Après un voyage de 86 heures - et dans quelles conditions ! - ils arrivèrent à Auschwitz-Birkenau dimanche 30 avril à 18 heures. Ce camp était un des plus tristement célèbres de l’Allemagne hitlérienne.
Dans ce bagne, chaque baraquement dénommé Block était commandé par un « kapo », désigné généralement parmi les condamnés de droit commun allemands. Jean Hoppenot eut un kapo qui se montra particulièrement féroce.
Du 14 au 24 mai, il transite par le camp de Buchenwald.
Le jeudi 25 mai 1944, dans un convoi de 1000 déportés, il fut dirigé avec 27 Aubois sur Flossenbürg situé près de Weiden à quelques kilomètres de la frontière tchécoslovaque. Sa réputation n’était pas meilleure. Jean Hoppenot fut immatriculé sous le n° 9804.
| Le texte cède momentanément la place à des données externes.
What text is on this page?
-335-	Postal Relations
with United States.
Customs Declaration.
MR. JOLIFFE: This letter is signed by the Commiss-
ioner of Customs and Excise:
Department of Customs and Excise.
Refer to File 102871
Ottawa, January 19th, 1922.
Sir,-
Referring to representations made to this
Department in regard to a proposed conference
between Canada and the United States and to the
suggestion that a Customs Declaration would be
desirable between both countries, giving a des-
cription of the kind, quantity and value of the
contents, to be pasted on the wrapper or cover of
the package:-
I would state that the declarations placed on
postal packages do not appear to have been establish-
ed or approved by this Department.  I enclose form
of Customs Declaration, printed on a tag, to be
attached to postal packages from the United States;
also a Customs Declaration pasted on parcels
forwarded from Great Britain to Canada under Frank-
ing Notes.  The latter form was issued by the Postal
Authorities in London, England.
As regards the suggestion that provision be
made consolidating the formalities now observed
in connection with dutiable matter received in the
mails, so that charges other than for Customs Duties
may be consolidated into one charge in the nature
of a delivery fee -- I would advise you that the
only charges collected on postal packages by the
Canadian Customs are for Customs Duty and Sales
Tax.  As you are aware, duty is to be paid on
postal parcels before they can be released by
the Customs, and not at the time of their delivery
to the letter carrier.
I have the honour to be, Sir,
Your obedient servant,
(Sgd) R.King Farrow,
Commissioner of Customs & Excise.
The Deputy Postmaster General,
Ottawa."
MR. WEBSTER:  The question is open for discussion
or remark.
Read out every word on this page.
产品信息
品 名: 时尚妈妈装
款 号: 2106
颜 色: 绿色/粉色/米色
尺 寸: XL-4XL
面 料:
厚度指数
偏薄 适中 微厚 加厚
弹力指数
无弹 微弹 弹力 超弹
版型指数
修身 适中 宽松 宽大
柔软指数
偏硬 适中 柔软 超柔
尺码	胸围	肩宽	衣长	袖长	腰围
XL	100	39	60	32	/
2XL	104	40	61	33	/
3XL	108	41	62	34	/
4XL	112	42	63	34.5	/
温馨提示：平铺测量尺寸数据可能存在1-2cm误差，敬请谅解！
Ils furent répartis entre différents commandos. Lui-même et M. Lanez refusèrent de travailler dans une usine de guerre Messerchmidt, et furent affectés au terrassement d’une carrière : ils payèrent de leur vie ce refus. Le travail était particulièrement épuisant : il fallait porter sur le dos pendant 10 heures d’énormes pierres, et les gardiens stimulaient à coups de trique ceux qui étaient exténués et n’en pouvaient plus : le terrassement étant un des plus durs de tous les travaux auxquels étaient astreints les forçats, ils arrivèrent assez vite au dernier stade de l’épuisement.
Jean Hoppenot était attaché au block 7, « un block infernal ». Les mauvais traitements étaient quotidiens mais il conserva toujours sa même force d’âme. Devenu d’une maigreur squelettique, il souffrit en outre d’un phlegmon au bras droit, dû à un coup de pioche donné par l’un de ses gardiens, et fut contraint d’abandonner son travail.
Après une semaine, un vendredi soir début novembre, Jean Hoppenot fut transféré au « Révier » - infirmerie - et n’eut plus aucun contact avec ses compagnons de déportation. La fièvre monta dès le lendemain matin. Il mourut le 15 novembre après avoir passé plusieurs mois dans ce camp d’extermination. Sur le registre du camp de Flossenbürg, il fut porté au regard de son nom : « Sorti le 15 novembre 1944 ».
Le Commissaire Central Tissot qui fut l’un de ses derniers camarades à le voir vivant, rapporte que jusqu’à son entrée au « Révier », il avait témoigné de sa foi, de sa confiance en l’avenir de sa patrie et qu’il ne regrettait rien.
« En pleine conscience, il avait accepté sa mort avec la résolution ardente et réfléchie des héros. »
La Croix de Guerre 39-45 avec étoile de vermeil (décision du 10 novembre 1945) et la Médaille de la Résistance Française (décret en date du 31 mars 1947) ont été décernées à Jean Hoppenot, à titre posthume.